Picked by the Yankees in the 35th round in 2018 out of perennial high school powerhouse Bishop Gorman in Las Vegas, Wells instead chose to follow in his father’s footsteps by heading to Arizona. He’s posted outstanding hitting stats in both of his seasons with the Wildcats as well as last summer in the Cape Cod League. Wells has an outstanding approach at the plate with plus raw power, using a simple swing with good bat control. In both of his college seasons, he walked more than he struck out, impressive for any hitter but especially for a power hitter like Wells. A hole in his swing gives him problems with pitches away, but that’s a fixable problem. The bat is impressive enough that most teams view him as a first-round player, but questions remain as to where he fits best on the field. If he could stay behind the plate, he’d be a certain first-round pick, but there are more scouts who are skeptical of Wells’ receiving ability than think he can make it as a catcher. He has trouble blocking and receiving pitches, especially knee to knee on the glove side, and there’s a record of elbow issues dating back to high school. An arm that once earned plus grades is now too frequently below-average. He focused heavily on improving his defensive reputation over the offseason but didn’t have much opportunity to showcase the results in a shortened 2020 season. He’s seen time at both first base and all three outfield positions since leaving high school. Some observers believe Wells is athletic enough to handle the outfield and that the range and instincts can be developed, while others think he’s not twitchy enough for the outfield and doesn’t have the footwork for first base. He’s an average runner. If concerns with his defense cause Wells’ draft position to drop more than expected, he’s got the leverage to return to Arizona for his junior year but lefthanded bats of his quality are typically highly sought after.
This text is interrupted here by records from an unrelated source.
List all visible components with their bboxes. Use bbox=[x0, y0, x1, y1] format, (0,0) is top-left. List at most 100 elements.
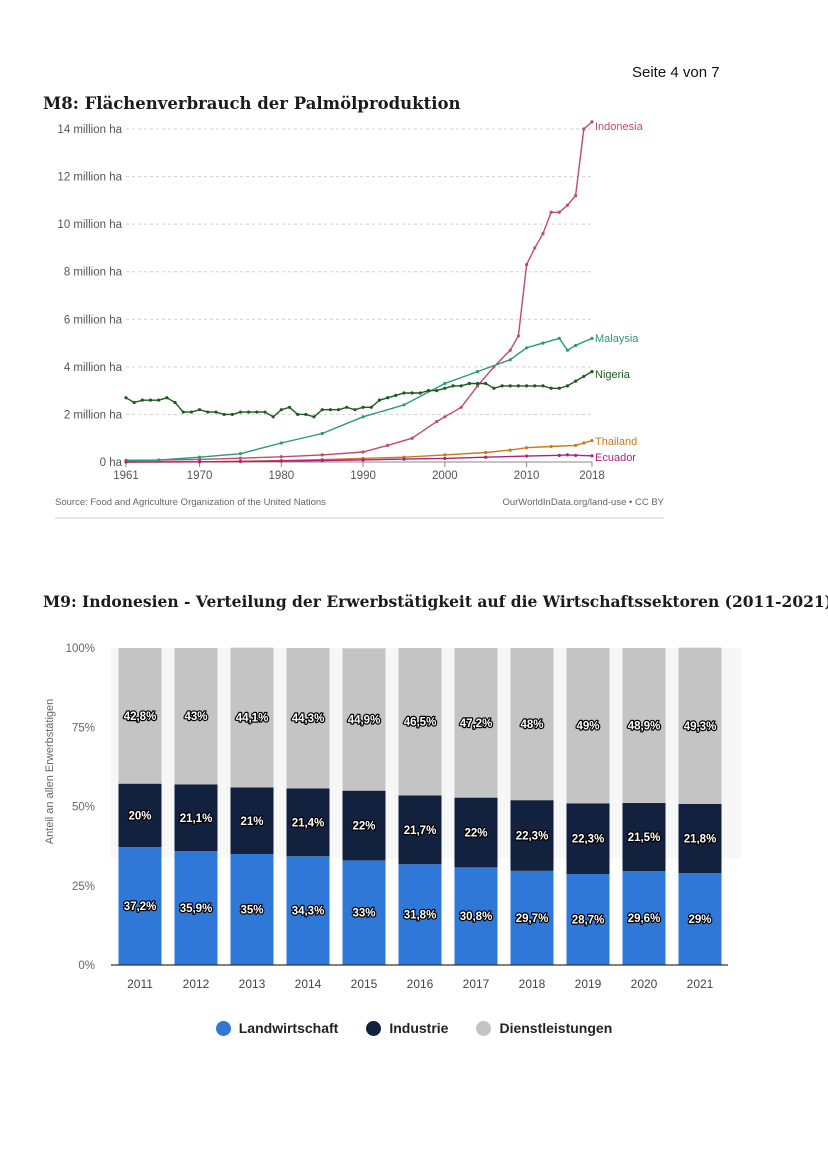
data-point-nigeria bbox=[541, 384, 545, 388]
data-label-landwirtschaft: 30,8% bbox=[460, 911, 493, 923]
legend-swatch-dienstleistungen bbox=[476, 1020, 492, 1036]
data-point-ecuador bbox=[124, 460, 128, 464]
series-label-malaysia: Malaysia bbox=[595, 333, 639, 345]
data-point-nigeria bbox=[353, 408, 357, 412]
x-tick-label: 2017 bbox=[463, 977, 490, 991]
data-label-industrie: 22% bbox=[352, 821, 375, 833]
data-point-nigeria bbox=[492, 386, 496, 390]
legend-item-dienstleistungen: Dienstleistungen bbox=[476, 1020, 612, 1036]
data-point-indonesia bbox=[524, 262, 529, 267]
data-label-landwirtschaft: 35,9% bbox=[180, 903, 213, 915]
data-point-nigeria bbox=[214, 410, 218, 414]
bar-segment-dienstleistungen bbox=[678, 647, 722, 804]
data-label-industrie: 21,5% bbox=[628, 832, 661, 844]
series-line-nigeria bbox=[125, 370, 593, 418]
bar-segment-dienstleistungen bbox=[174, 648, 218, 785]
y-tick-label: 25% bbox=[72, 881, 95, 893]
data-label-industrie: 20% bbox=[128, 810, 151, 822]
data-point-nigeria bbox=[574, 379, 578, 383]
y-axis-label: Anteil an allen Erwerbstätigen bbox=[44, 699, 56, 845]
data-point-malaysia bbox=[541, 341, 545, 345]
bar-segment-landwirtschaft bbox=[510, 870, 554, 965]
data-point-nigeria bbox=[443, 386, 447, 390]
bar-segment-industrie bbox=[230, 787, 274, 855]
data-label-landwirtschaft: 35% bbox=[240, 905, 263, 917]
bar-segment-dienstleistungen bbox=[398, 648, 442, 796]
data-point-malaysia bbox=[238, 452, 243, 456]
y-tick-label: 2 million ha bbox=[64, 409, 123, 421]
data-point-thailand bbox=[484, 450, 488, 455]
data-point-nigeria bbox=[263, 410, 267, 414]
data-label-dienstleistungen: 44,9% bbox=[348, 714, 381, 726]
series-label-nigeria: Nigeria bbox=[595, 369, 631, 381]
data-point-nigeria bbox=[189, 410, 194, 414]
data-point-indonesia bbox=[410, 436, 414, 440]
x-tick-label: 2014 bbox=[295, 977, 322, 991]
data-point-ecuador bbox=[565, 453, 570, 457]
data-point-nigeria bbox=[173, 400, 177, 405]
data-label-industrie: 21,8% bbox=[684, 834, 717, 846]
legend-swatch-industrie bbox=[366, 1020, 382, 1036]
bar-segment-dienstleistungen bbox=[454, 648, 498, 798]
data-point-indonesia bbox=[475, 384, 480, 388]
data-point-nigeria bbox=[157, 398, 161, 402]
bar-segment-dienstleistungen bbox=[118, 648, 162, 784]
data-point-nigeria bbox=[148, 398, 153, 402]
data-point-nigeria bbox=[230, 412, 234, 417]
bar-segment-industrie bbox=[510, 800, 554, 871]
data-label-industrie: 21% bbox=[240, 816, 263, 828]
data-point-nigeria bbox=[336, 408, 341, 412]
data-point-nigeria bbox=[549, 386, 553, 390]
bar-segment-landwirtschaft bbox=[454, 867, 498, 965]
data-point-nigeria bbox=[279, 408, 283, 412]
series-label-ecuador: Ecuador bbox=[595, 452, 636, 464]
y-tick-label: 4 million ha bbox=[64, 362, 123, 374]
data-label-industrie: 21,7% bbox=[404, 825, 437, 837]
data-point-ecuador bbox=[557, 453, 561, 457]
data-point-ecuador bbox=[402, 457, 406, 461]
data-label-dienstleistungen: 48,9% bbox=[628, 721, 661, 733]
bar-segment-dienstleistungen bbox=[342, 648, 386, 791]
legend-label-dienstleistungen: Dienstleistungen bbox=[499, 1020, 613, 1036]
data-point-malaysia bbox=[157, 458, 161, 462]
data-point-indonesia bbox=[238, 456, 243, 460]
bar-segment-landwirtschaft bbox=[342, 860, 386, 965]
x-tick-label: 2016 bbox=[407, 977, 434, 991]
data-point-nigeria bbox=[320, 408, 324, 412]
source-note: Source: Food and Agriculture Organizatio… bbox=[55, 497, 326, 508]
data-point-indonesia bbox=[361, 450, 365, 454]
bar-segment-landwirtschaft bbox=[174, 851, 218, 965]
x-tick-label: 2012 bbox=[183, 977, 210, 991]
x-tick-label: 2019 bbox=[575, 977, 602, 991]
bar-segment-industrie bbox=[678, 803, 722, 874]
data-point-nigeria bbox=[377, 398, 382, 402]
data-point-nigeria bbox=[524, 384, 529, 388]
data-point-malaysia bbox=[508, 358, 512, 362]
data-point-indonesia bbox=[516, 334, 521, 338]
y-tick-label: 10 million ha bbox=[57, 219, 122, 231]
data-point-malaysia bbox=[574, 343, 578, 348]
bar-segment-industrie bbox=[174, 784, 218, 852]
data-label-dienstleistungen: 43% bbox=[184, 711, 207, 723]
y-tick-label: 50% bbox=[72, 802, 95, 814]
data-point-nigeria bbox=[369, 405, 373, 409]
data-label-landwirtschaft: 29% bbox=[688, 914, 711, 926]
data-point-ecuador bbox=[197, 460, 202, 464]
m9-legend: Landwirtschaft Industrie Dienstleistunge… bbox=[0, 1020, 828, 1036]
data-point-indonesia bbox=[565, 203, 570, 207]
data-label-dienstleistungen: 47,2% bbox=[460, 718, 493, 730]
data-point-malaysia bbox=[443, 381, 447, 386]
data-point-nigeria bbox=[287, 405, 292, 409]
data-point-indonesia bbox=[582, 127, 586, 131]
data-point-nigeria bbox=[222, 412, 226, 417]
x-tick-label: 2000 bbox=[432, 470, 458, 482]
data-point-indonesia bbox=[533, 246, 537, 250]
data-point-nigeria bbox=[565, 384, 570, 388]
data-point-malaysia bbox=[524, 346, 529, 350]
data-point-ecuador bbox=[443, 456, 447, 461]
data-point-indonesia bbox=[574, 194, 578, 198]
data-point-nigeria bbox=[271, 415, 275, 419]
data-point-nigeria bbox=[590, 370, 594, 374]
data-point-nigeria bbox=[124, 396, 128, 400]
bar-segment-industrie bbox=[454, 797, 498, 868]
Stryker Trahan draft scouting report: 

Trahan once told Baseball America he comes “from a long line of catchers,” as both his parents played the position. One scout lauded his “Cajun makeup,” referencing his toughness and genial demeanor, fitting for a player named after a character in a Burt Reynolds film. He could be a first-round pick for a team that believes he can catch, but the consensus is that he’ll need to shift to an outfield corner. At 6-foot-1, 220 pounds, Trahan has an ideal build for catching and an athletic frame with strong hands and forearms that allow scouts to put good grades on his power. His swing has lacked fluidity this spring and is more strength-oriented, but he may loosen up as he puts more distance between baseball and his football career; he was Acadiana’s starting quarterback last fall. Trahan has above-average arm strength, which will play behind the plate or in right field, and he’s an excellent runner for his size, often turning in above-average times to first base from the left side. His obstacle at catcher is his receiving ability, which is below-average, and scouts hoped to see more progress in an inconsistent senior season. A Mississippi commitment, Trahan has too many tools to fall far.